Published online by Cambridge University Press: 21 September 2009
UNEMPLOYMENT, BUDGETARY POLICY AND THE WORLD SLUMP
Government economic policy in the major industrialized nations became increasingly defensive and circumspect during the period 1930–32. In Britain the misgivings expressed earlier in Whitehall over radical pleas for deficit-financed expansion grew stronger and gained wider currency. What would be the effect, Treasury officials nervously opined,
of a sudden reversal of our present policy and the announcement that we were going to embark on a campaign of unrestricted expenditure financed out of loans, with its inevitable concomitants of special powers to coerce labour, landowners, etc., and its attempts to force capital into unremunerative channels or to attract it at the cost of subsequent increases in taxation? The combined effect of all these factors … might well be to create a very serious shock to confidence not only in this country but abroad.
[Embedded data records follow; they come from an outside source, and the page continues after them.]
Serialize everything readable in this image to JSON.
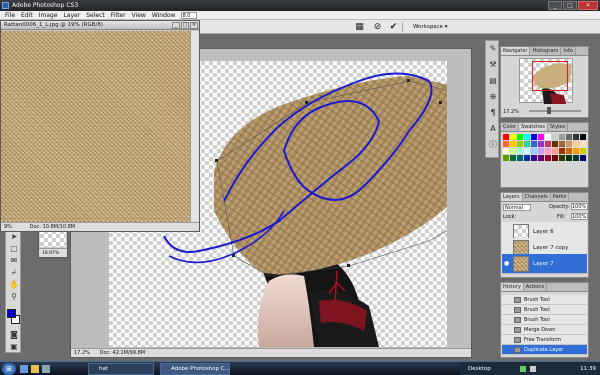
{
  "app": {
    "title": "Adobe Photoshop CS3"
  },
  "menu": [
    "File",
    "Edit",
    "Image",
    "Layer",
    "Select",
    "Filter",
    "View",
    "Window"
  ],
  "menu_zoom_value": "8.0",
  "optbar": {
    "workspace_label": "Workspace ▾"
  },
  "doc_texture": {
    "title": "Rattan0006_1_L.jpg @ 19% (RGB/8)",
    "zoom": "9%",
    "status": "Doc: 10.8M/10.8M"
  },
  "doc_mini": {
    "zoom": "18.97%"
  },
  "doc_main": {
    "zoom": "17.2%",
    "status": "Doc: 42.1M/99.8M"
  },
  "navigator": {
    "tabs": [
      "Navigator",
      "Histogram",
      "Info"
    ],
    "zoom": "17.2%"
  },
  "color_panel": {
    "tabs": [
      "Color",
      "Swatches",
      "Styles"
    ],
    "swatch_colors": [
      "#ff0000",
      "#ffff00",
      "#00ff00",
      "#00ffff",
      "#0000ff",
      "#ff00ff",
      "#ffffff",
      "#cccccc",
      "#999999",
      "#666666",
      "#333333",
      "#000000",
      "#ff6633",
      "#ffcc00",
      "#99cc00",
      "#33cc99",
      "#3366cc",
      "#9933cc",
      "#cc3366",
      "#663300",
      "#996633",
      "#cc9966",
      "#ffcc99",
      "#ffe0c0",
      "#ffffcc",
      "#ccff99",
      "#99ffcc",
      "#ccffff",
      "#99ccff",
      "#cc99ff",
      "#ff99cc",
      "#ff9999",
      "#993300",
      "#cc6600",
      "#ff9900",
      "#cccc00",
      "#669900",
      "#006633",
      "#006666",
      "#003399",
      "#330099",
      "#660066",
      "#990033",
      "#660000",
      "#333300",
      "#003300",
      "#003333",
      "#000066"
    ]
  },
  "layers_panel": {
    "tabs": [
      "Layers",
      "Channels",
      "Paths"
    ],
    "blend_mode": "Normal",
    "opacity_label": "Opacity:",
    "opacity_value": "100%",
    "lock_label": "Lock:",
    "fill_label": "Fill:",
    "fill_value": "100%",
    "layers": [
      {
        "name": "Layer 6",
        "selected": false
      },
      {
        "name": "Layer 7 copy",
        "selected": false
      },
      {
        "name": "Layer 7",
        "selected": true
      }
    ]
  },
  "history_panel": {
    "tabs": [
      "History",
      "Actions"
    ],
    "items": [
      {
        "label": "Brush Tool",
        "selected": false
      },
      {
        "label": "Brush Tool",
        "selected": false
      },
      {
        "label": "Brush Tool",
        "selected": false
      },
      {
        "label": "Merge Down",
        "selected": false
      },
      {
        "label": "Free Transform",
        "selected": false
      },
      {
        "label": "Duplicate Layer",
        "selected": true
      }
    ]
  },
  "foreground_color": "#0000cc",
  "background_color": "#ffffff",
  "accent_color": "#2f6fd6",
  "taskbar": {
    "buttons": [
      "hat",
      "Adobe Photoshop C..."
    ],
    "desktop_label": "Desktop",
    "time": "11:39"
  }
}
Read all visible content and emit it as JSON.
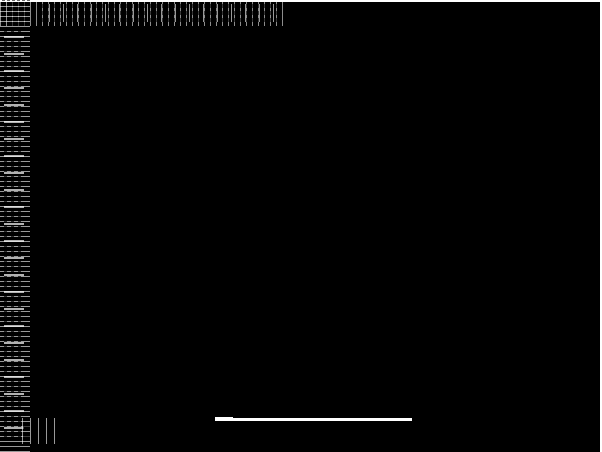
{
  "screen": {
    "background_color": "#000000",
    "edge_color": "#ffffff"
  },
  "progress": {
    "value": 1.0,
    "color": "#ffffff"
  }
}
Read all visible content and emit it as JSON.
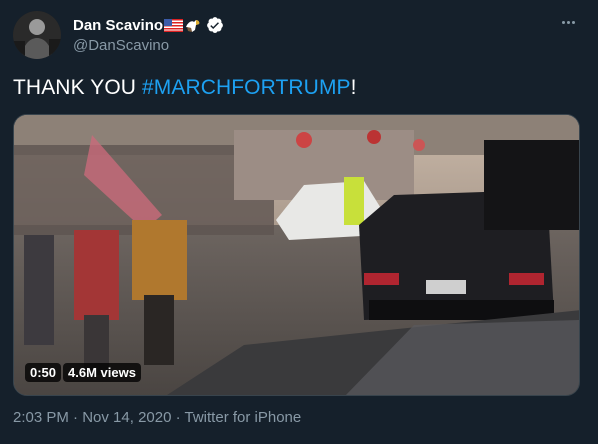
{
  "author": {
    "display_name": "Dan Scavino",
    "handle": "@DanScavino",
    "verified": true,
    "name_emojis": [
      "flag-us-icon",
      "eagle-icon"
    ]
  },
  "tweet": {
    "text_prefix": "THANK YOU ",
    "hashtag": "#MARCHFORTRUMP",
    "text_suffix": "!"
  },
  "media": {
    "type": "video",
    "duration": "0:50",
    "views": "4.6M views"
  },
  "meta": {
    "time": "2:03 PM",
    "sep1": " · ",
    "date": "Nov 14, 2020",
    "sep2": " · ",
    "source": "Twitter for iPhone"
  },
  "colors": {
    "background": "#15202b",
    "link": "#1da1f2",
    "secondary_text": "#8899a6",
    "verified": "#ffffff"
  }
}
The country had to look towards long-term reconstruction based on laissez-faire and responsible finance. ‘However much we may be criticized’, reported the Unemployment Policy Committee in March 1930, ‘we must not be rushed into shovelling out public money merely for the purpose of taking what must inevitably be a comparatively small number of people off the unemployment register to do work which is no more remunerative and much more expensive even than unemployment’.